Forward-looking statements in this news release include anticipated
production, AISC and AISC margin of a combined Brio-Leagold entity,
diversification benefits, growth upside, potential for expansion in
Latin America, anticipated timing
of the closing of the Arrangement and conditions to closing the
Arrangement.
Forward-looking statements are subject to a variety of risks and
uncertainties which could cause actual events or results to differ
materially from those expressed in the forward-looking statements
and information. They include, among others, the failure to obtain
regulatory or other approvals or meeting the other conditions in
connection with the proposed Arrangement, completing the
Arrangement, the actual number of Leagold shares and Leagold
warrants to be issued in connection with the Arrangement and those
risk factors identified in Leagold's most recent Annual Information
Form prepared and filed with securities regulators which is
available on SEDAR at www.sedar.com under Leagold's profile.

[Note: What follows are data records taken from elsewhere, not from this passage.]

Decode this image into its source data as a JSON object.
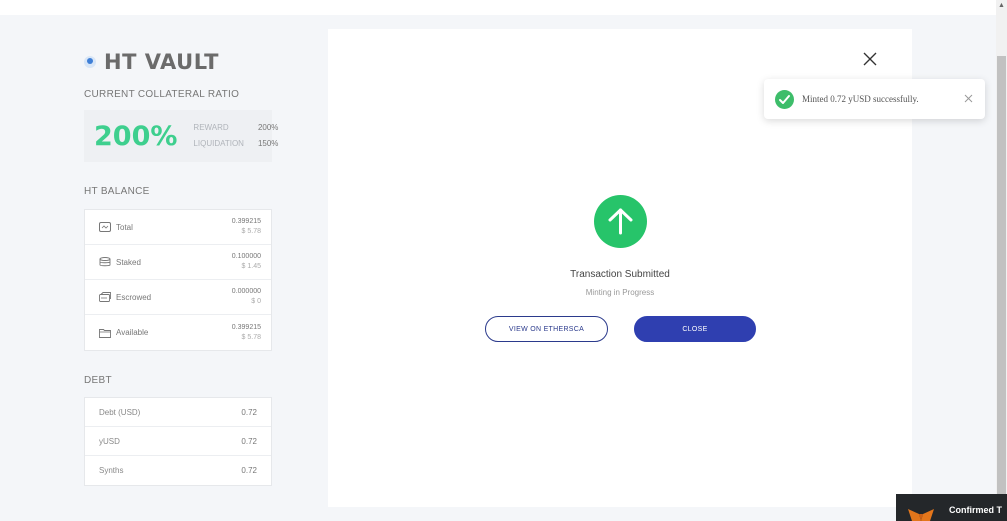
{
  "sidebar": {
    "vault_title": "HT VAULT",
    "collateral_label": "CURRENT COLLATERAL RATIO",
    "ratio": {
      "value": "200%",
      "reward_label": "REWARD",
      "reward_value": "200%",
      "liquidation_label": "LIQUIDATION",
      "liquidation_value": "150%"
    },
    "balance_label": "HT BALANCE",
    "balances": [
      {
        "icon": "wallet-icon",
        "label": "Total",
        "amount": "0.399215",
        "usd": "$ 5.78"
      },
      {
        "icon": "database-icon",
        "label": "Staked",
        "amount": "0.100000",
        "usd": "$ 1.45"
      },
      {
        "icon": "escrow-icon",
        "label": "Escrowed",
        "amount": "0.000000",
        "usd": "$ 0"
      },
      {
        "icon": "folder-icon",
        "label": "Available",
        "amount": "0.399215",
        "usd": "$ 5.78"
      }
    ],
    "debt_label": "DEBT",
    "debts": [
      {
        "label": "Debt (USD)",
        "value": "0.72"
      },
      {
        "label": "yUSD",
        "value": "0.72"
      },
      {
        "label": "Synths",
        "value": "0.72"
      }
    ]
  },
  "modal": {
    "icon": "arrow-up-icon",
    "title": "Transaction Submitted",
    "subtitle": "Minting in Progress",
    "view_button": "VIEW ON ETHERSCA",
    "close_button": "CLOSE"
  },
  "toast": {
    "message": "Minted 0.72 yUSD successfully."
  },
  "metamask": {
    "label": "Confirmed T"
  },
  "colors": {
    "accent_green": "#3ecf8e",
    "success_green": "#27c46a",
    "primary_blue": "#2f3fb0"
  }
}
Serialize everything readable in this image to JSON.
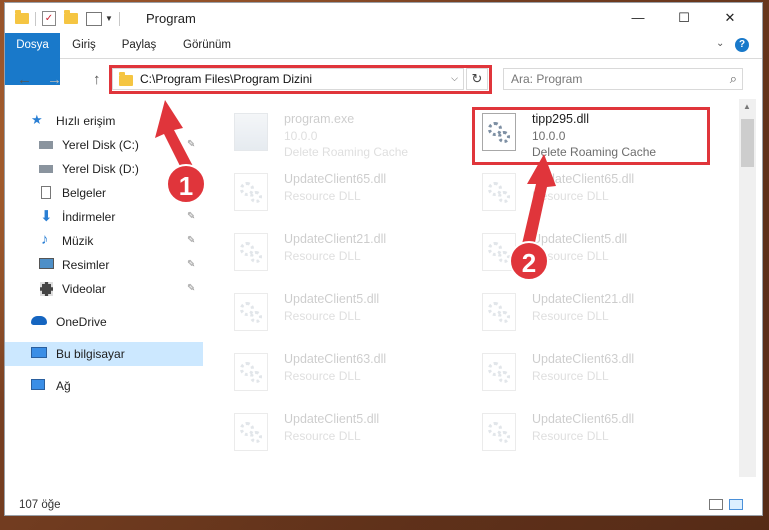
{
  "window": {
    "title": "Program",
    "controls": {
      "minimize": "—",
      "maximize": "☐",
      "close": "✕"
    }
  },
  "ribbon": {
    "tabs": [
      "Dosya",
      "Giriş",
      "Paylaş",
      "Görünüm"
    ],
    "expand_glyph": "⌄",
    "help_glyph": "?"
  },
  "address": {
    "back": "←",
    "forward": "→",
    "up": "↑",
    "path": "C:\\Program Files\\Program Dizini",
    "refresh": "↻",
    "search_placeholder": "Ara: Program",
    "search_glyph": "⌕"
  },
  "sidebar": {
    "items": [
      {
        "label": "Hızlı erişim",
        "icon": "star-icon"
      },
      {
        "label": "Yerel Disk (C:)",
        "icon": "drive-icon"
      },
      {
        "label": "Yerel Disk (D:)",
        "icon": "drive-icon"
      },
      {
        "label": "Belgeler",
        "icon": "documents-icon"
      },
      {
        "label": "İndirmeler",
        "icon": "download-icon"
      },
      {
        "label": "Müzik",
        "icon": "music-icon"
      },
      {
        "label": "Resimler",
        "icon": "pictures-icon"
      },
      {
        "label": "Videolar",
        "icon": "video-icon"
      },
      {
        "label": "OneDrive",
        "icon": "cloud-icon"
      },
      {
        "label": "Bu bilgisayar",
        "icon": "computer-icon"
      },
      {
        "label": "Ağ",
        "icon": "network-icon"
      }
    ],
    "pin_glyph": "📌"
  },
  "files": [
    {
      "name": "program.exe",
      "version": "10.0.0",
      "description": "Delete Roaming Cache",
      "type": "exe",
      "faded": true
    },
    {
      "name": "tipp295.dll",
      "version": "10.0.0",
      "description": "Delete Roaming Cache",
      "type": "dll",
      "faded": false
    },
    {
      "name": "UpdateClient65.dll",
      "description": "Resource DLL",
      "type": "dll",
      "faded": true
    },
    {
      "name": "UpdateClient65.dll",
      "description": "Resource DLL",
      "type": "dll",
      "faded": true
    },
    {
      "name": "UpdateClient21.dll",
      "description": "Resource DLL",
      "type": "dll",
      "faded": true
    },
    {
      "name": "UpdateClient5.dll",
      "description": "Resource DLL",
      "type": "dll",
      "faded": true
    },
    {
      "name": "UpdateClient5.dll",
      "description": "Resource DLL",
      "type": "dll",
      "faded": true
    },
    {
      "name": "UpdateClient21.dll",
      "description": "Resource DLL",
      "type": "dll",
      "faded": true
    },
    {
      "name": "UpdateClient63.dll",
      "description": "Resource DLL",
      "type": "dll",
      "faded": true
    },
    {
      "name": "UpdateClient63.dll",
      "description": "Resource DLL",
      "type": "dll",
      "faded": true
    },
    {
      "name": "UpdateClient5.dll",
      "description": "Resource DLL",
      "type": "dll",
      "faded": true
    },
    {
      "name": "UpdateClient65.dll",
      "description": "Resource DLL",
      "type": "dll",
      "faded": true
    }
  ],
  "status": {
    "count": "107 öğe"
  },
  "annotations": {
    "callout_1": "1",
    "callout_2": "2",
    "highlight_color": "#e0353b"
  }
}
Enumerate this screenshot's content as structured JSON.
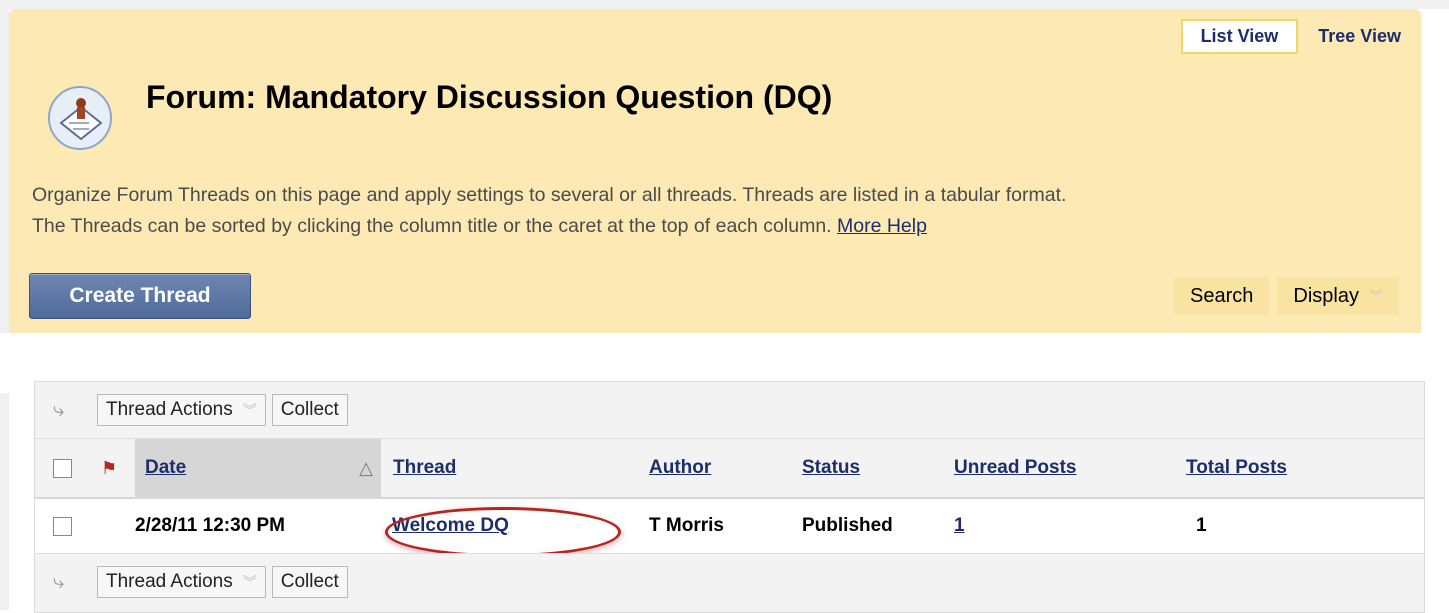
{
  "header": {
    "view_toggle": {
      "list_view": "List View",
      "tree_view": "Tree View"
    },
    "title": "Forum: Mandatory Discussion Question (DQ)",
    "description_line1": "Organize Forum Threads on this page and apply settings to several or all threads. Threads are listed in a tabular format.",
    "description_line2": "The Threads can be sorted by clicking the column title or the caret at the top of each column.",
    "more_help": "More Help",
    "create_button": "Create Thread",
    "search_button": "Search",
    "display_button": "Display"
  },
  "actions": {
    "thread_actions": "Thread Actions",
    "collect": "Collect"
  },
  "table": {
    "columns": [
      "Date",
      "Thread",
      "Author",
      "Status",
      "Unread Posts",
      "Total Posts"
    ],
    "rows": [
      {
        "date": "2/28/11 12:30 PM",
        "thread": "Welcome DQ",
        "author": "T Morris",
        "status": "Published",
        "unread": "1",
        "total": "1"
      }
    ]
  },
  "colors": {
    "header_bg": "#fce9b4",
    "link": "#1d2e6b",
    "create_btn": "#5a75a4",
    "highlight_ring": "#b82420"
  }
}
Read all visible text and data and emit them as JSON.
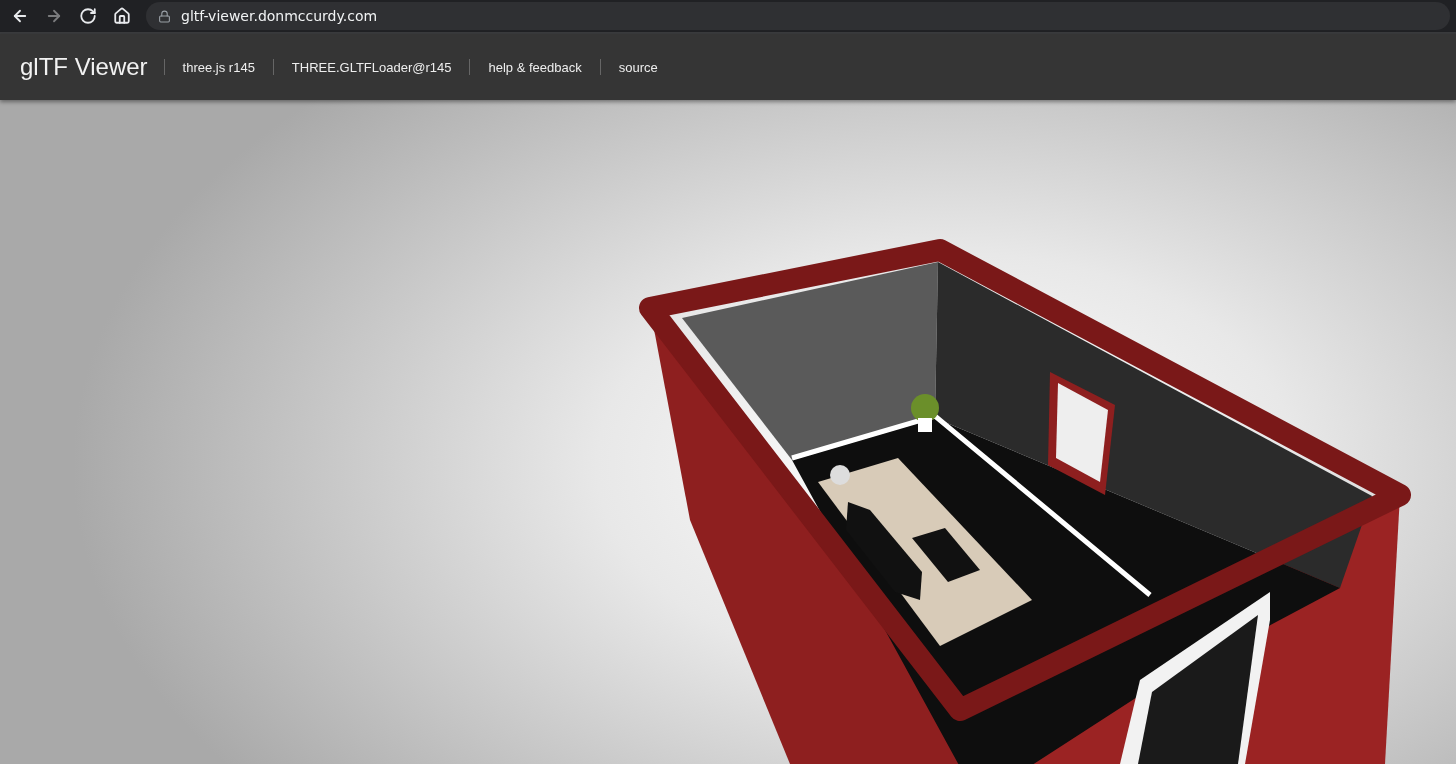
{
  "browser": {
    "nav": [
      {
        "kind": "back",
        "disabled": false
      },
      {
        "kind": "forward",
        "disabled": true
      },
      {
        "kind": "reload",
        "disabled": false
      },
      {
        "kind": "home",
        "disabled": false
      }
    ],
    "address": "gltf-viewer.donmccurdy.com"
  },
  "header": {
    "title": "glTF Viewer",
    "links": [
      "three.js r145",
      "THREE.GLTFLoader@r145",
      "help & feedback",
      "source"
    ]
  }
}
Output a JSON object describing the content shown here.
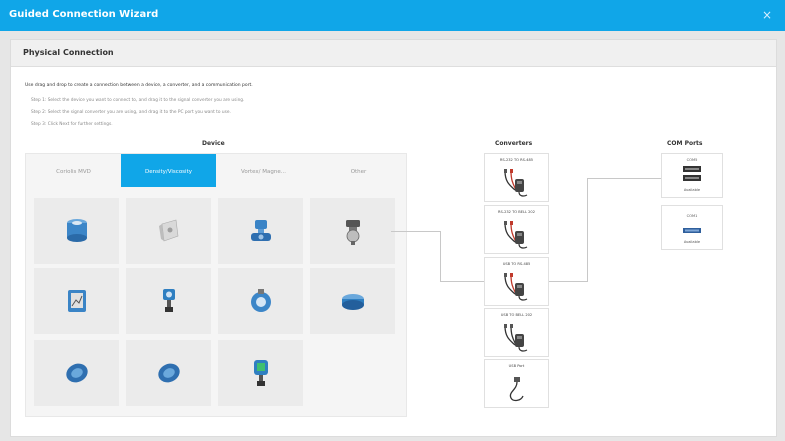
{
  "window": {
    "title": "Guided Connection Wizard",
    "close_icon": "×"
  },
  "section": {
    "title": "Physical Connection"
  },
  "instructions": {
    "intro": "Use drag and drop to create a connection between a device, a converter, and a communication port.",
    "steps": [
      "Step 1: Select the device you want to connect to, and drag it to the signal converter you are using.",
      "Step 2: Select the signal converter you are using, and drag it to the PC port you want to use.",
      "Step 3: Click Next for further settings."
    ]
  },
  "device": {
    "heading": "Device",
    "tabs": [
      "Coriolis MVD",
      "Density/Viscosity",
      "Vortex/ Magne...",
      "Other"
    ],
    "active_tab": 1
  },
  "converters": {
    "heading": "Converters",
    "items": [
      "RS-232 TO RS-485",
      "RS-232 TO BELL 202",
      "USB TO RS-485",
      "USB TO BELL 202",
      "USB Port"
    ]
  },
  "com_ports": {
    "heading": "COM Ports",
    "items": [
      {
        "name": "COM5",
        "status": "Available"
      },
      {
        "name": "COM1",
        "status": "Available"
      }
    ]
  },
  "colors": {
    "accent": "#10a6e8",
    "device_blue": "#2f7fc1"
  }
}
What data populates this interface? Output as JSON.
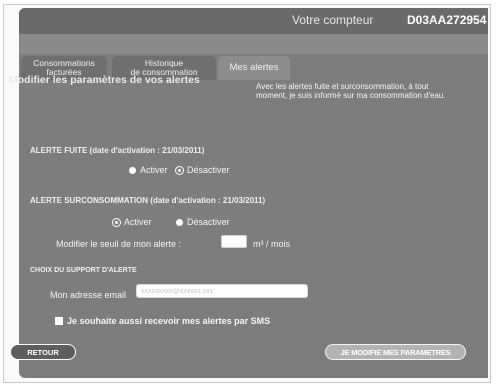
{
  "header": {
    "counter_label": "Votre compteur",
    "counter_value": "D03AA272954"
  },
  "tabs": [
    {
      "line1": "Consommations",
      "line2": "facturées"
    },
    {
      "line1": "Historique",
      "line2": "de consommation"
    },
    {
      "line1": "Mes alertes",
      "line2": ""
    }
  ],
  "section_title": "Modifier les paramètres de vos alertes",
  "info_text": "Avec les alertes fuite et surconsommation, à tout moment, je suis informé sur ma consommation d'eau.",
  "leak_alert": {
    "title": "ALERTE FUITE (date d'activation : 21/03/2011)",
    "activate_label": "Activer",
    "deactivate_label": "Désactiver",
    "selected": "Désactiver"
  },
  "overuse_alert": {
    "title": "ALERTE SURCONSOMMATION (date d'activation : 21/03/2011)",
    "activate_label": "Activer",
    "deactivate_label": "Désactiver",
    "selected": "Activer",
    "threshold_label": "Modifier le seuil de mon alerte :",
    "threshold_value": "",
    "threshold_unit": "m³ / mois"
  },
  "support": {
    "title": "CHOIX DU SUPPORT D'ALERTE",
    "email_label": "Mon adresse email",
    "email_value": "xxxxxxxxx@xxxxxx.xxx",
    "sms_label": "Je souhaite aussi recevoir mes alertes par SMS"
  },
  "buttons": {
    "back": "RETOUR",
    "submit": "JE MODIFIE MES PARAMETRES"
  }
}
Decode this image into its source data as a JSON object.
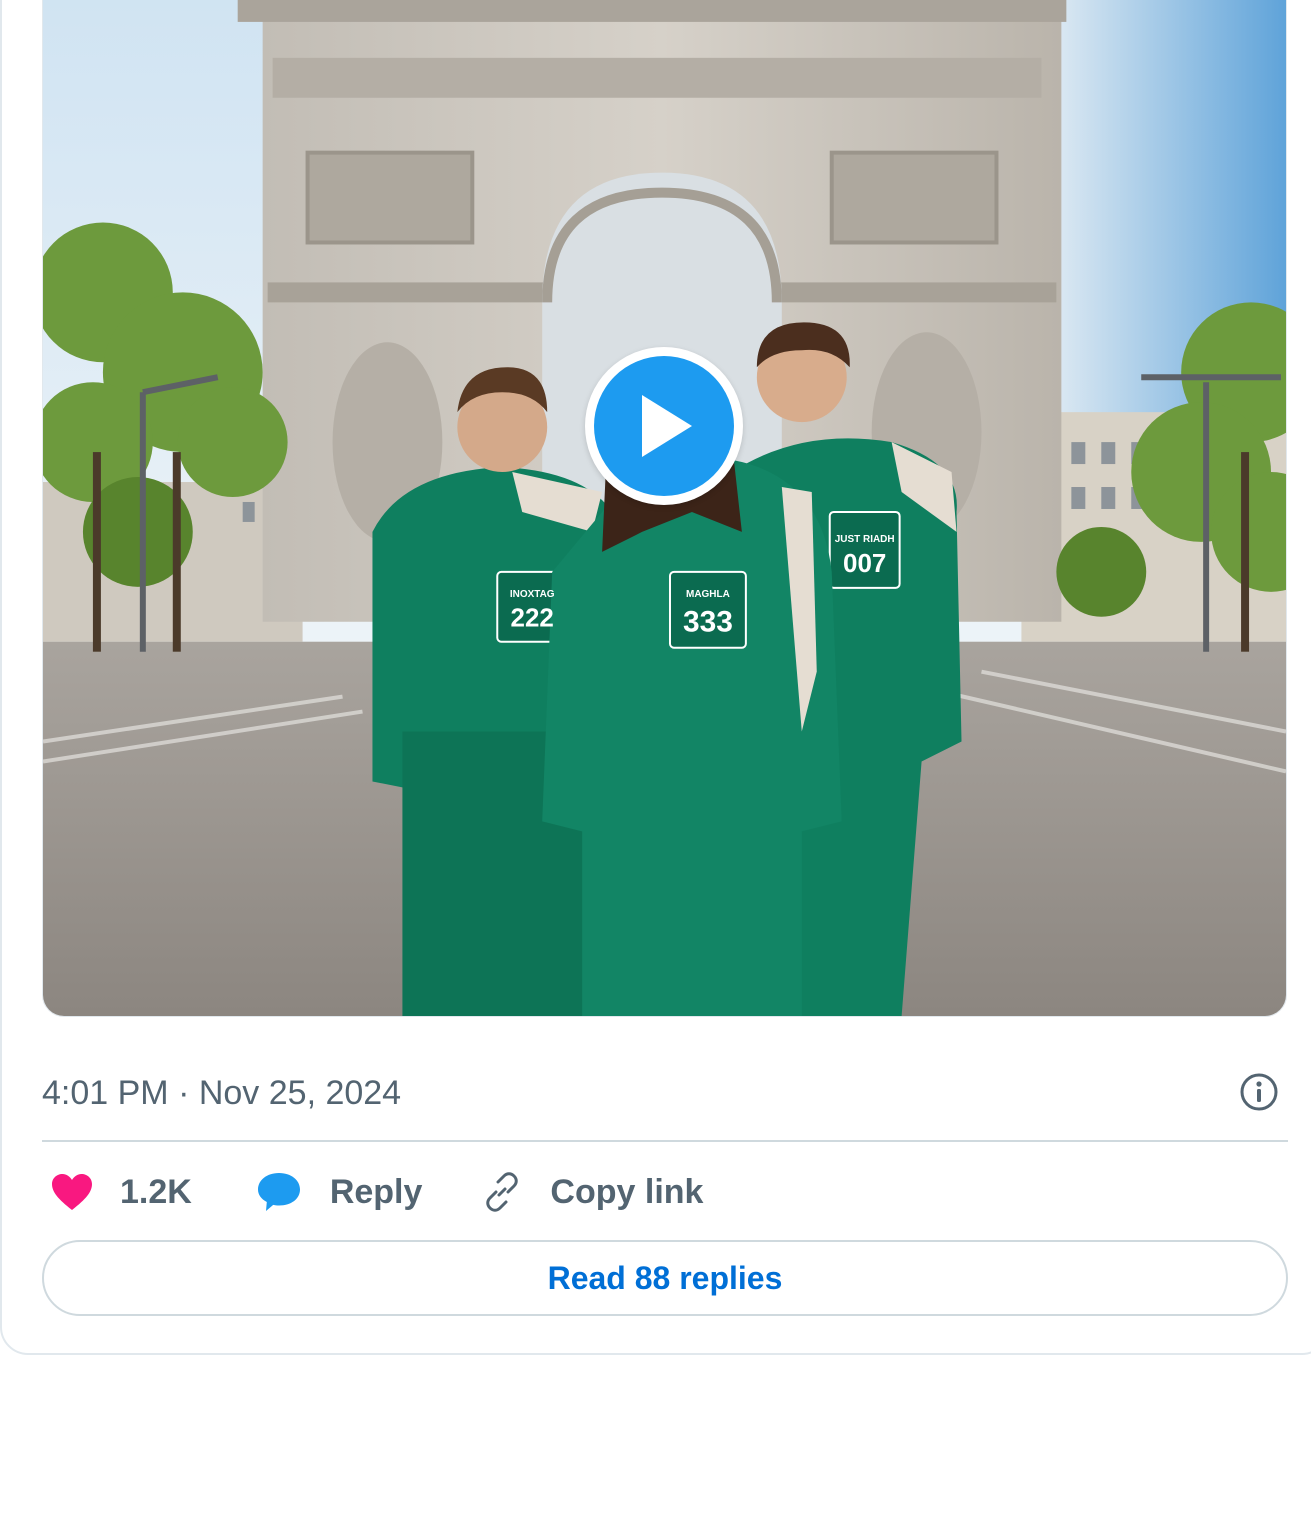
{
  "tweet": {
    "media": {
      "bibs": [
        {
          "name": "INOXTAG",
          "number": "222"
        },
        {
          "name": "MAGHLA",
          "number": "333"
        },
        {
          "name": "JUST RIADH",
          "number": "007"
        }
      ]
    },
    "timestamp": "4:01 PM · Nov 25, 2024",
    "actions": {
      "like_count": "1.2K",
      "reply_label": "Reply",
      "copy_link_label": "Copy link"
    },
    "read_replies_label": "Read 88 replies"
  },
  "colors": {
    "like": "#f91880",
    "reply": "#1d9bf0",
    "link_text": "#006fd6",
    "secondary_text": "#536471",
    "jacket": "#0f7f5f"
  },
  "icons": [
    "play-icon",
    "info-icon",
    "heart-icon",
    "comment-bubble-icon",
    "link-icon"
  ]
}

There are no assurances that Leagold can fulfill forward-looking
statements and information. Such forward-looking statements and
information are only predictions based on current information
available to Leagold's management team; actual events or results
may differ materially as a result of risks facing Leagold, some of
which are beyond Leagold's control. Although Leagold believes that
any forward-looking statements and information contained in this
news release are based on reasonable assumptions, readers cannot be
assured that actual outcomes or results will be consistent with
such statements. Accordingly, readers should not place undue
reliance on forward-looking statements and information. The
forward-looking statements and forward-looking information are made
as of the date hereof and Leagold disclaims any obligation to
update any such factors or to publicly announce the result of any
revisions to any of the forward-looking statements or
forward-looking information contained herein to reflect future
results. Please refer to Leagold's most recent filings under its
profile at www.sedar.com for further information respecting the
risks affecting Leagold and its business.